IL AURA FALLU un an d’une minutieuse enquête aux policiers de la sûreté départementale (SD) des Yvelines pour confondre le gérant de deux bars de Versailles ainsi que deux de ses barmaids dans une affaire de proxénétisme aggravé. Mis en examen en fin de semaine dernière, Bernard, 50 ans, a été incarcéré à la maison d’arrêt de Bois-d’Arcy.

Soupçonné d’être à la tête de ce réseau qui employait une petite dizaine de prostituées, cet homme a été interpellé à son domicile versaillais.

Sa compagne, employée comme barmaid dans un de ses établissements, a également été arrêtée. Poursuivie pour les mêmes faits, Maria-Fernandes, 31 ans, a été placée sous contrôle judiciaire avant d’être remise en liberté. Une seconde barmaid a aussi été mise en examen avant de recouvrer la liberté.

« Le gérant avait promis un voyage à celles qui feraient le meilleur chiffre d’affaires »

Selon les premiers éléments de l’enquête, Bernard faisait travailler une dizaine de prostituées au sein de deux enseignes versaillaises, le Brasero et l’Orchidée. Responsable des lieux, le proxénète présumé avait mis en place un système obligeant les clients à acheter une bouteille d’alcool avant de bénéficier d’actes sexuels. « Cela se passait dans des salons sommairement aménagés dans ces deux bars, précise une source proche de l’affaire. Les prostituées étaient rétribuées, en moyenne, 150 € par les clients. Si ceux-ci n’avaient pas de chèque ou d’argent liquide, ils pouvaient payer l’acte sexuel en carte bancaire, mais le gérant conservait alors la moitié de la somme. »

« Le seul tort qu’il a eu dans cette affaire, c’est d’avoir fermé les yeux sur ces pratiques qui se déroulaient dans ses établissements, a argué l’avocate de Bernard pour tenter de lui éviter un placement en détention provisoire.

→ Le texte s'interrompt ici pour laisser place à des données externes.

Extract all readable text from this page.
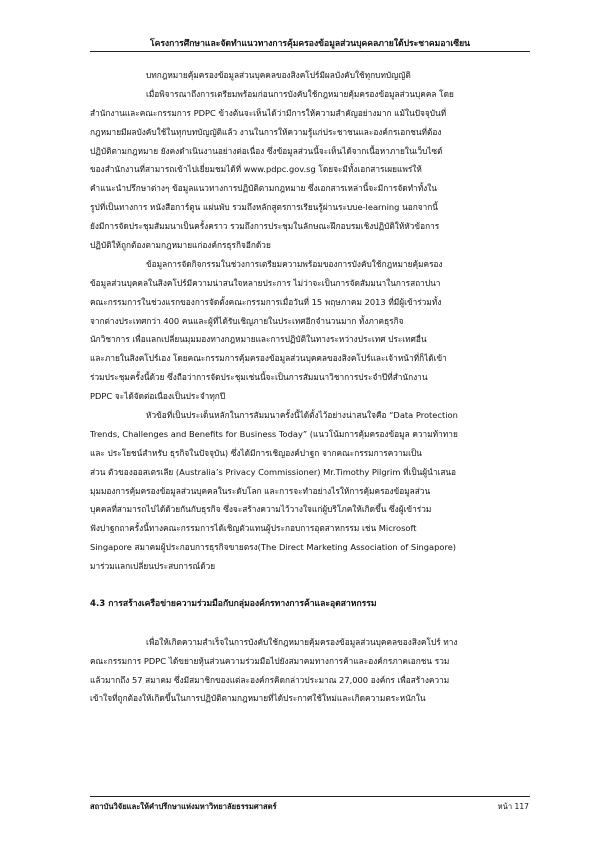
โครงการศึกษาและจัดทำแนวทางการคุ้มครองข้อมูลส่วนบุคคลภายใต้ประชาคมอาเซียน
บทกฎหมายคุ้มครองข้อมูลส่วนบุคคลของสิงคโปร์มีผลบังคับใช้ทุกบทบัญญัติ
เมื่อพิจารณาถึงการเตรียมพร้อมก่อนการบังคับใช้กฎหมายคุ้มครองข้อมูลส่วนบุคคล โดย
สำนักงานและคณะกรรมการ PDPC ข้างต้นจะเห็นได้ว่ามีการให้ความสำคัญอย่างมาก แม้ในปัจจุบันที่
กฎหมายมีผลบังคับใช้ในทุกบทบัญญัติแล้ว งานในการให้ความรู้แก่ประชาชนและองค์กรเอกชนที่ต้อง
ปฏิบัติตามกฎหมาย ยังคงดำเนินงานอย่างต่อเนื่อง ซึ่งข้อมูลส่วนนี้จะเห็นได้จากเนื้อหาภายในเว็บไซต์
ของสำนักงานที่สามารถเข้าไปเยี่ยมชมได้ที่ www.pdpc.gov.sg โดยจะมีทั้งเอกสารเผยแพร่ให้
คำแนะนำปรึกษาต่างๆ ข้อมูลแนวทางการปฏิบัติตามกฎหมาย ซึ่งเอกสารเหล่านี้จะมีการจัดทำทั้งใน
รูปที่เป็นทางการ หนังสือการ์ตูน แผ่นพับ รวมถึงหลักสูตรการเรียนรู้ผ่านระบบe-learning นอกจากนี้
ยังมีการจัดประชุมสัมมนาเป็นครั้งคราว รวมถึงการประชุมในลักษณะฝึกอบรมเชิงปฏิบัติให้หัวข้อการ
ปฏิบัติให้ถูกต้องตามกฎหมายแก่องค์กรธุรกิจอีกด้วย
ข้อมูลการจัดกิจกรรมในช่วงการเตรียมความพร้อมของการบังคับใช้กฎหมายคุ้มครอง
ข้อมูลส่วนบุคคลในสิงคโปร์มีความน่าสนใจหลายประการ ไม่ว่าจะเป็นการจัดสัมมนาในการสถาปนา
คณะกรรมการในช่วงแรกของการจัดตั้งคณะกรรมการเมื่อวันที่ 15 พฤษภาคม 2013 ที่มีผู้เข้าร่วมทั้ง
จากต่างประเทศกว่า 400 คนและผู้ที่ได้รับเชิญภายในประเทศอีกจำนวนมาก ทั้งภาคธุรกิจ
นักวิชาการ เพื่อแลกเปลี่ยนมุมมองทางกฎหมายและการปฏิบัติในทางระหว่างประเทศ ประเทศอื่น
และภายในสิงคโปร์เอง โดยคณะกรรมการคุ้มครองข้อมูลส่วนบุคคลของสิงคโปร์และเจ้าหน้าที่ก็ได้เข้า
ร่วมประชุมครั้งนี้ด้วย ซึ่งถือว่าการจัดประชุมเช่นนี้จะเป็นการสัมมนาวิชาการประจำปีที่สำนักงาน
PDPC จะได้จัดต่อเนื่องเป็นประจำทุกปี
หัวข้อที่เป็นประเด็นหลักในการสัมมนาครั้งนี้ได้ตั้งไว้อย่างน่าสนใจคือ “Data Protection
Trends, Challenges and Benefits for Business Today” (แนวโน้มการคุ้มครองข้อมูล ความท้าทาย
และ ประโยชน์สำหรับ ธุรกิจในปัจจุบัน) ซึ่งได้มีการเชิญองค์ปาฐก จากคณะกรรมการความเป็น
ส่วน ตัวของออสเตรเลีย (Australia’s Privacy Commissioner) Mr.Timothy Pilgrim ที่เป็นผู้นำเสนอ
มุมมองการคุ้มครองข้อมูลส่วนบุคคลในระดับโลก และการจะทำอย่างไรให้การคุ้มครองข้อมูลส่วน
บุคคลที่สามารถไปได้ด้วยกันกับธุรกิจ ซึ่งจะสร้างความไว้วางใจแก่ผู้บริโภคให้เกิดขึ้น ซึ่งผู้เข้าร่วม
ฟังปาฐกถาครั้งนี้ทางคณะกรรมการได้เชิญตัวแทนผู้ประกอบการอุตสาหกรรม เช่น Microsoft
Singapore สมาคมผู้ประกอบการธุรกิจขายตรง(The Direct Marketing Association of Singapore)
มาร่วมแลกเปลี่ยนประสบการณ์ด้วย
4.3 การสร้างเครือข่ายความร่วมมือกับกลุ่มองค์กรทางการค้าและอุตสาหกรรม
เพื่อให้เกิดความสำเร็จในการบังคับใช้กฎหมายคุ้มครองข้อมูลส่วนบุคคลของสิงคโปร์ ทาง
คณะกรรมการ PDPC ได้ขยายหุ้นส่วนความร่วมมือไปยังสมาคมทางการค้าและองค์กรภาคเอกชน รวม
แล้วมากถึง 57 สมาคม ซึ่งมีสมาชิกของแต่ละองค์กรคิดกล่าวประมาณ 27,000 องค์กร เพื่อสร้างความ
เข้าใจที่ถูกต้องให้เกิดขึ้นในการปฏิบัติตามกฎหมายที่ได้ประกาศใช้ใหม่และเกิดความตระหนักใน
สถาบันวิจัยและให้คำปรึกษาแห่งมหาวิทยาลัยธรรมศาสตร์	หน้า 117
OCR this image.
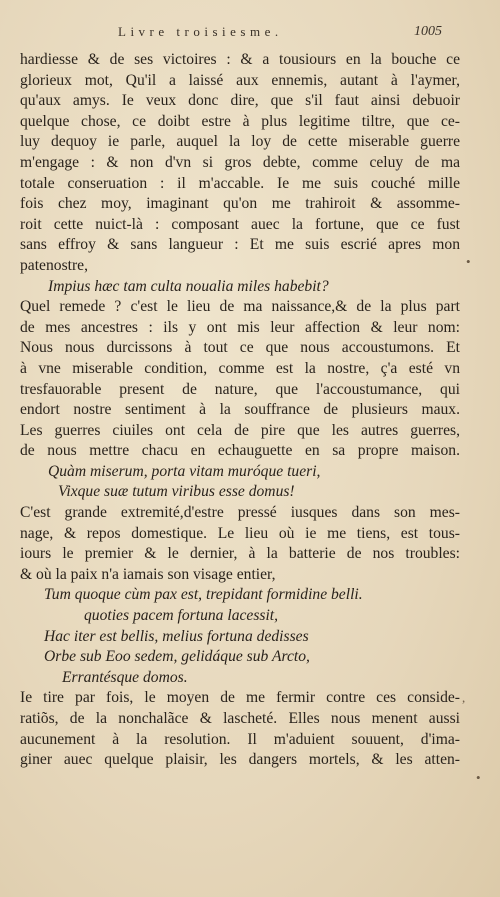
Livre troisiesme.	1005
hardiesse & de ses victoires : & a tousiours en la bouche ce
glorieux mot, Qu'il a laissé aux ennemis, autant à l'aymer,
qu'aux amys. Ie veux donc dire, que s'il faut ainsi debuoir
quelque chose, ce doibt estre à plus legitime tiltre, que ce-
luy dequoy ie parle, auquel la loy de cette miserable guerre
m'engage : & non d'vn si gros debte, comme celuy de ma
totale conseruation : il m'accable. Ie me suis couché mille
fois chez moy, imaginant qu'on me trahiroit & assomme-
roit cette nuict-là : composant auec la fortune, que ce fust
sans effroy & sans langueur : Et me suis escrié apres mon
patenostre,
Impius hæc tam culta noualia miles habebit?
Quel remede ? c'est le lieu de ma naissance,& de la plus part
de mes ancestres : ils y ont mis leur affection & leur nom:
Nous nous durcissons à tout ce que nous accoustumons. Et
à vne miserable condition, comme est la nostre, ç'a esté vn
tresfauorable present de nature, que l'accoustumance, qui
endort nostre sentiment à la souffrance de plusieurs maux.
Les guerres ciuiles ont cela de pire que les autres guerres,
de nous mettre chacu en echauguette en sa propre maison.
Quàm miserum, porta vitam muróque tueri,
Vixque suæ tutum viribus esse domus!
C'est grande extremité,d'estre pressé iusques dans son mes-
nage, & repos domestique. Le lieu où ie me tiens, est tous-
iours le premier & le dernier, à la batterie de nos troubles:
& où la paix n'a iamais son visage entier,
Tum quoque cùm pax est, trepidant formidine belli.
quoties pacem fortuna lacessit,
Hac iter est bellis, melius fortuna dedisses
Orbe sub Eoo sedem, gelidáque sub Arcto,
Errantésque domos.
Ie tire par fois, le moyen de me fermir contre ces conside-
ratiõs, de la nonchalãce & lascheté. Elles nous menent aussi
aucunement à la resolution. Il m'aduient souuent, d'ima-
giner auec quelque plaisir, les dangers mortels, & les atten-
•
,
•
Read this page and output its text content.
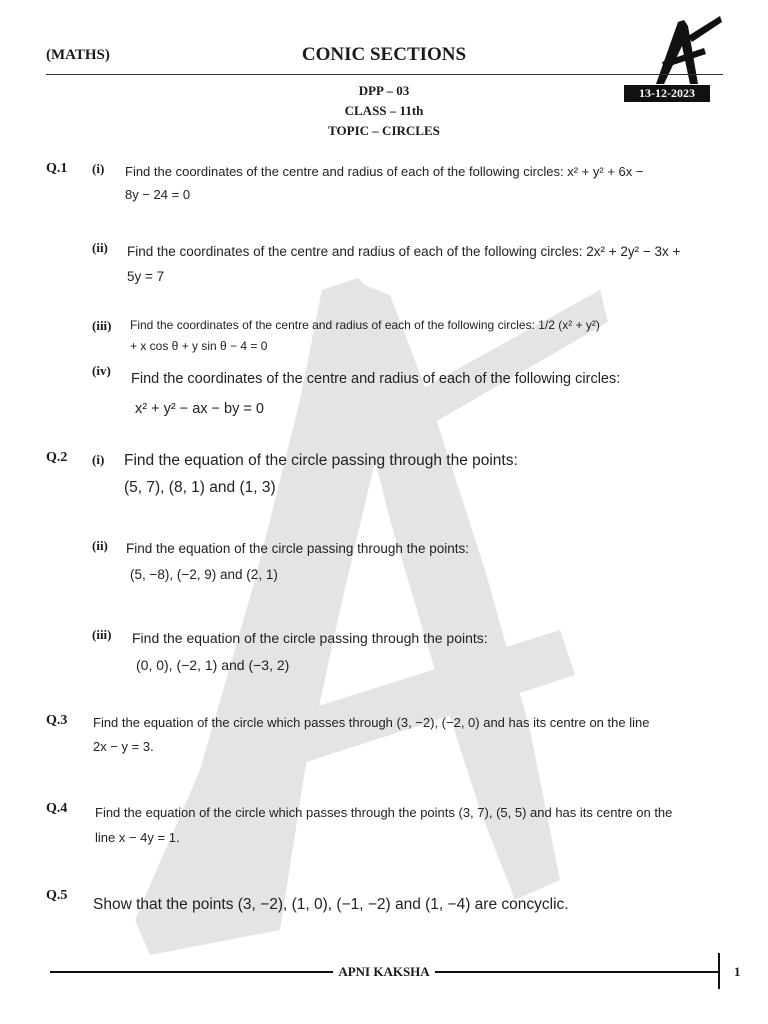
(MATHS)	CONIC SECTIONS
13-12-2023
DPP – 03
CLASS – 11th
TOPIC – CIRCLES
Q.1 (i) Find the coordinates of the centre and radius of each of the following circles: x² + y² + 6x −
8y − 24 = 0
(ii) Find the coordinates of the centre and radius of each of the following circles: 2x² + 2y² − 3x +
5y = 7
(iii) Find the coordinates of the centre and radius of each of the following circles: 1/2 (x² + y²)
+ x cos θ + y sin θ − 4 = 0
(iv)
Find the coordinates of the centre and radius of each of the following circles:
x² + y² − ax − by = 0
Q.2 (i) Find the equation of the circle passing through the points:
(5, 7), (8, 1) and (1, 3)
(ii) Find the equation of the circle passing through the points:
(5, −8), (−2, 9) and (2, 1)
(iii) Find the equation of the circle passing through the points:
(0, 0), (−2, 1) and (−3, 2)
Q.3 Find the equation of the circle which passes through (3, −2), (−2, 0) and has its centre on the line
2x − y = 3.
Q.4 Find the equation of the circle which passes through the points (3, 7), (5, 5) and has its centre on the
line x − 4y = 1.
Q.5
Show that the points (3, −2), (1, 0), (−1, −2) and (1, −4) are concyclic.
APNI KAKSHA	1
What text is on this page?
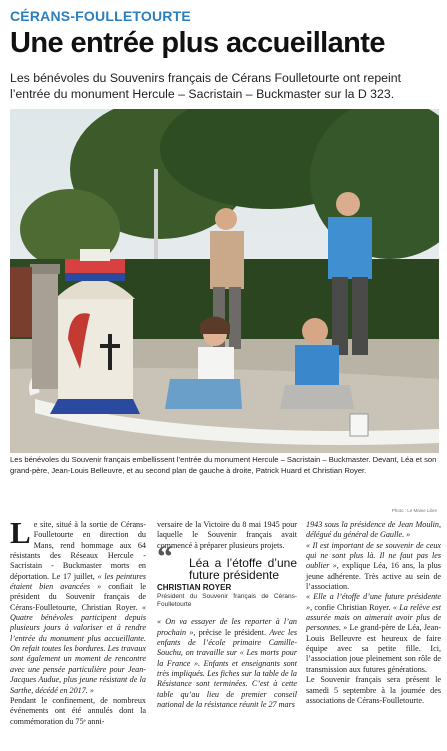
CÉRANS-FOULLETOURTE
Une entrée plus accueillante
Les bénévoles du Souvenirs français de Cérans Foulletourte ont repeint l’entrée du monument Hercule – Sacristain – Buckmaster sur la D 323.
Les bénévoles du Souvenir français embellissent l’entrée du monument Hercule – Sacristain – Buckmaster. Devant, Léa et son grand-père, Jean-Louis Belleuvre, et au second plan de gauche à droite, Patrick Huard et Christian Royer.
Photo : Le Maine Libre

Le site, situé à la sortie de Cérans-Foulletourte en direction du Mans, rend hommage aux 64 résistants des Réseaux Hercule - Sacristain - Buckmaster morts en déportation. Le 17 juillet, « les peintures étaient bien avancées » confiait le président du Souvenir français de Cérans-Foulletourte, Christian Royer. « Quatre bénévoles participent depuis plusieurs jours à valoriser et à rendre l’entrée du monument plus accueillante. On refait toutes les bordures. Les travaux sont également un moment de rencontre avec une pensée particulière pour Jean-Jacques Audue, plus jeune résistant de la Sarthe, décédé en 2017. »

Pendant le confinement, de nombreux événements ont été annulés dont la commémoration du 75ᵉ anni-

versaire de la Victoire du 8 mai 1945 pour laquelle le Souvenir français avait commencé à préparer plusieurs projets.

“ Léa a l’étoffe d’une future présidente
CHRISTIAN ROYER
Président du Souvenir français de Cérans-Foulletourte

« On va essayer de les reporter à l’an prochain », précise le président. Avec les enfants de l’école primaire Camille-Souchu, on travaille sur « Les morts pour la France ». Enfants et enseignants sont très impliqués. Les fiches sur la table de la Résistance sont terminées. C’est à cette table qu’au lieu de premier conseil national de la résistance réunit le 27 mars

1943 sous la présidence de Jean Moulin, délégué du général de Gaulle. »

« Il est important de se souvenir de ceux qui ne sont plus là. Il ne faut pas les oublier », explique Léa, 16 ans, la plus jeune adhérente. Très active au sein de l’association.

« Elle a l’étoffe d’une future présidente », confie Christian Royer. « La relève est assurée mais on aimerait avoir plus de personnes. » Le grand-père de Léa, Jean-Louis Belleuvre est heureux de faire équipe avec sa petite fille. Ici, l’association joue pleinement son rôle de transmission aux futures générations.

Le Souvenir français sera présent le samedi 5 septembre à la journée des associations de Cérans-Foulletourte.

Mon client a racheté les fonds de commerces et a simplement repris les activités déjà existantes dans ces bars avant son arrivée. » En perquisition au domicile du principal prévenu, les policiers ont découvert 16 000 € en argent liquide.

« Les filles ont reconnu se prostituer dans ces deux bars, précise encore un proche du dossier. Elles ont été recrutées à cet effet et elles le savaient très bien. Pour les motiver, le gérant avait promis un voyage à celles qui feraient le meilleur chiffre d’affaires. »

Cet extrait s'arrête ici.